Years removed from her days hitting from of softball tees in her parents’ yard, the South County Secondary alumna recently completed her freshman year at Charleston Southern University in Charleston, S.C.
Shane Winkler, Charleston Southern's head coach, recognized Stephanie's talent immediately. “She’s fearless. She showed me that immediately while playing in our first tournament of the year in a tough environment at an SEC school in South Carolina. She came out and had a couple of big games for us,” he said. “She played extremely aggressively. That’s what I ask for out of my players and she had no problem doing that her freshman year.”
In her first season playing Division 1 college softball, Stephanie, who filled the team’s utility position, earned second team All-Big South conference honors after an impressive freshman campaign.
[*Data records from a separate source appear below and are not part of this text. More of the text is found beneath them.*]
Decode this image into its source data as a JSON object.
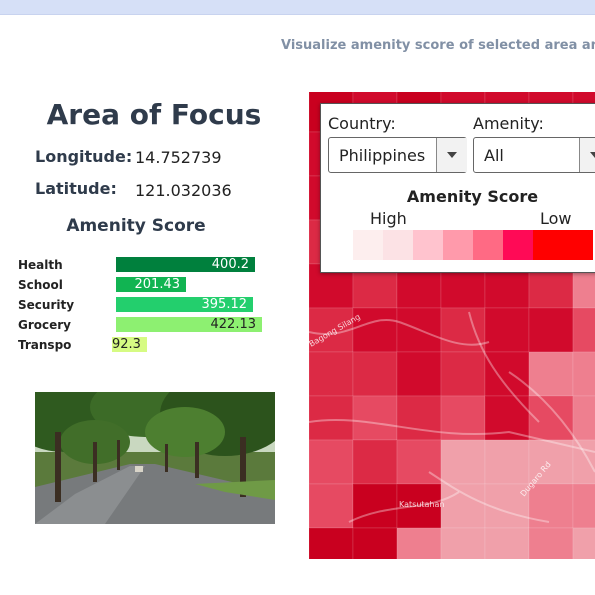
{
  "header": {
    "tagline": "Visualize amenity score of selected area an"
  },
  "focus": {
    "title": "Area of Focus",
    "longitude_label": "Longitude:",
    "longitude_value": "14.752739",
    "latitude_label": "Latitude:",
    "latitude_value": "121.032036"
  },
  "amenity_chart": {
    "title": "Amenity Score",
    "bars": [
      {
        "label": "Health",
        "value_text": "400.2",
        "value": 400.2,
        "color": "#00803d",
        "text_color": "#ffffff"
      },
      {
        "label": "School",
        "value_text": "201.43",
        "value": 201.43,
        "color": "#11b452",
        "text_color": "#ffffff"
      },
      {
        "label": "Security",
        "value_text": "395.12",
        "value": 395.12,
        "color": "#23cf6d",
        "text_color": "#ffffff"
      },
      {
        "label": "Grocery",
        "value_text": "422.13",
        "value": 422.13,
        "color": "#8df071",
        "text_color": "#222222"
      },
      {
        "label": "Transpo",
        "value_text": "92.3",
        "value": 92.3,
        "color": "#d6fb83",
        "text_color": "#222222"
      }
    ]
  },
  "photo": {
    "subject": "tree-lined-street-photo"
  },
  "map_panel": {
    "country_label": "Country:",
    "country_value": "Philippines",
    "amenity_label": "Amenity:",
    "amenity_value": "All",
    "legend_title": "Amenity Score",
    "legend_high": "High",
    "legend_low": "Low",
    "legend_colors": [
      "#fdeeee",
      "#fce2e5",
      "#ffc3ce",
      "#ff9aab",
      "#ff6a84",
      "#ff0a56",
      "#ff0000",
      "#ff0000"
    ]
  },
  "map_labels": [
    {
      "text": "Bagong Silang"
    },
    {
      "text": "Katsutahan"
    },
    {
      "text": "Dugaro Rd"
    }
  ]
}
She finished the season with a .246 batting average, nine doubles and boasted a nine-game hitting streak at one point in the season.
“I love it. It’s so much different than being in high school. You’re living on your own, you’re meeting a bunch of new people, you’re just always doing something,” said Stephanie.
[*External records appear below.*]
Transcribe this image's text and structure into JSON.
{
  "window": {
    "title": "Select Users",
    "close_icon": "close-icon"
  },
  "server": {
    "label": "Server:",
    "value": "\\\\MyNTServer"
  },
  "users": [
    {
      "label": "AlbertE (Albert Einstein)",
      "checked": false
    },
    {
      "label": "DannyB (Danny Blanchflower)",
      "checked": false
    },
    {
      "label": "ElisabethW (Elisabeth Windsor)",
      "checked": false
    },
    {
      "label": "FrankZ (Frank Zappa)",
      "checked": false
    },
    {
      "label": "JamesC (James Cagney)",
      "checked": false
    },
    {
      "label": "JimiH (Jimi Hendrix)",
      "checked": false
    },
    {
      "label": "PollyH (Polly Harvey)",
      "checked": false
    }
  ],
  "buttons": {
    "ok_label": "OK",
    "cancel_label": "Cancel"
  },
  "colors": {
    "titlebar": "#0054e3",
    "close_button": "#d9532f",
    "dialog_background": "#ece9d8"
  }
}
A typical day for Stephanie, a kinesiology major, included attending classes from 8:00 a.m.- 2:00 p.m., practicing from 3:00 p.m.- 6 p.m. and attending two hours of study hall after practice. Despite the demands of a busy schedule, she enjoys it thoroughly, saying that she can't imagine doing anything else.
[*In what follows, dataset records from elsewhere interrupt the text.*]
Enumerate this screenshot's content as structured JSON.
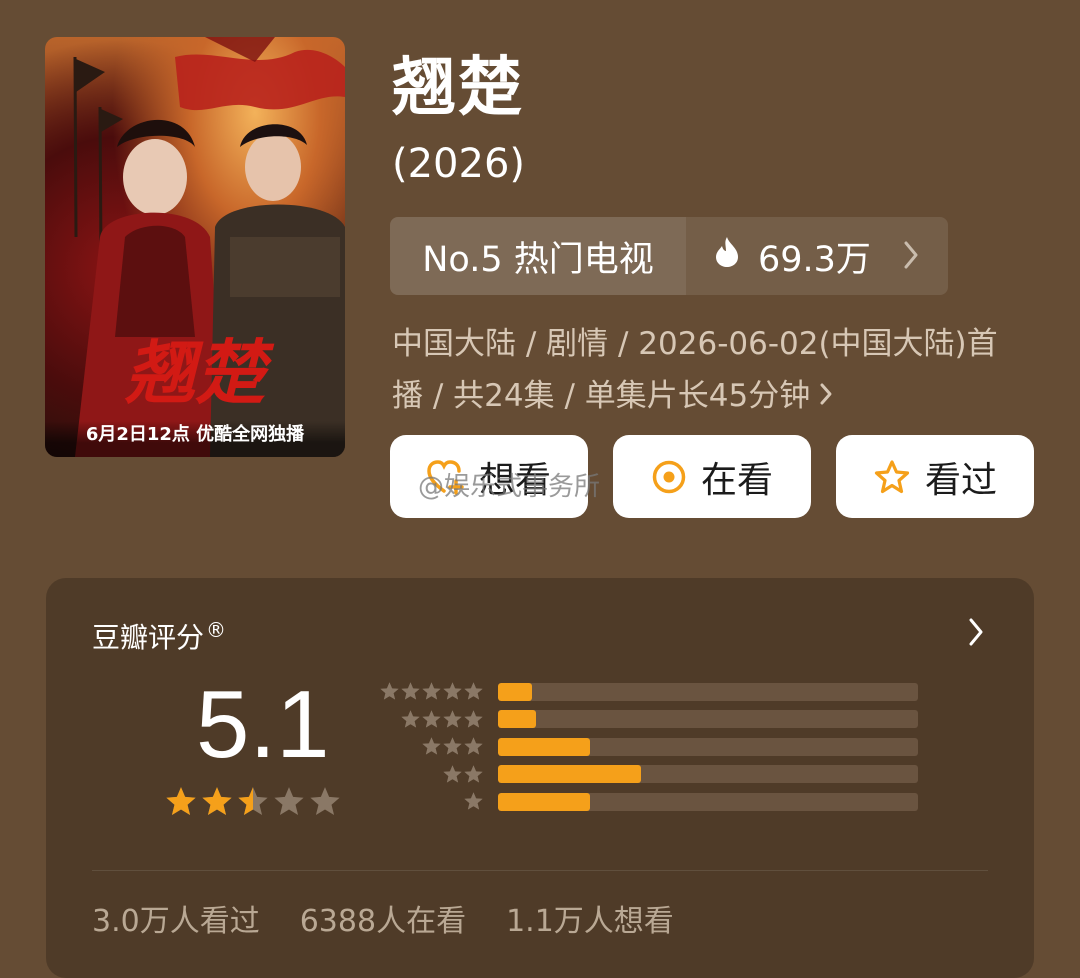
{
  "poster": {
    "caption": "6月2日12点 优酷全网独播",
    "calligraphy_title": "翘楚"
  },
  "title": "翘楚",
  "year": "(2026)",
  "rank": {
    "label": "No.5 热门电视",
    "heat": "69.3万",
    "flame_icon": "flame-icon"
  },
  "meta": {
    "line1": "中国大陆 / 剧情 / 2026-06-02(中国大陆)首",
    "line2": "播 / 共24集 / 单集片长45分钟"
  },
  "actions": {
    "want": "想看",
    "watching": "在看",
    "watched": "看过"
  },
  "watermark": "@娱乐式事务所",
  "rating": {
    "title": "豆瓣评分",
    "trademark": "®",
    "score": "5.1",
    "score_value": 5.1,
    "stars_filled": 2.5,
    "distribution": [
      {
        "stars": 5,
        "percent": 8
      },
      {
        "stars": 4,
        "percent": 9
      },
      {
        "stars": 3,
        "percent": 22
      },
      {
        "stars": 2,
        "percent": 34
      },
      {
        "stars": 1,
        "percent": 22
      }
    ],
    "stats": {
      "watched": "3.0万人看过",
      "watching": "6388人在看",
      "want": "1.1万人想看"
    }
  },
  "colors": {
    "background": "#654c34",
    "card": "#4f3b28",
    "accent": "#f5a01a",
    "star_empty": "#8a7866"
  }
}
“She’s extremely hard working, and that translates onto the softball field. She also did a great job in the classroom,” said Winker.
Stephanie credits former South County softball head coach, Al Thompson, as a major influence. “Coach Thompson was really big on keeping the team a family. He showed us how to get along. If we had a problem with each other, he showed us how to fix them,” she said, adding that Thompson’s insistence on the team’s family concept helped her immensely in connecting with her new Charleston Southern teammates.
She also acknowledges that Thompson’s confidence in his South County teams during her high school years helped impart to her the will to win. “At South County, we had been in several games against Annandale that went into 15 and 16 innings, and we could not get the one run we needed to win," she said. "But we ended up winning a few of those. Coach Thompson always had confidence in us that we would win."
Despite the nine hour drive from Fairfax Station, Va., to Charleston, S.C., Paul and Michelle remained committed to watching Stephanie this past season in college softball just as they had while she was at South County. The two make it a family affair, and stop in Greensboro, N.C., to visit their other daughter, Nicole, a student at East Carolina, who also happens to be Stephanie’s twin.
“I think I know every mile on 95 down towards Charleston,” said Paul Sbardella, who became somber when conversation turned to talking about the departure of both of his daughters to college in the same year. “With twins, it became an empty nest really quickly. It wasn’t a gradual thing…there wasn’t anyone at home anymore."
With her first year of college behind her, Stephanie will take summer courses at Charleston Southern, and spend time at the beaches and quaint shops the scenic city has to offer. Her impressive freshman season has many in Charleston excited as to what the future beholds for the South County slugger.
“She gained valuable experience this year, which is a major key. She probably had more experience than any of our other freshman players. We’re looking for her to fill a couple of different roles and will try to find as many different ways that we can to keep her big bat in the lineup,” said Winkler.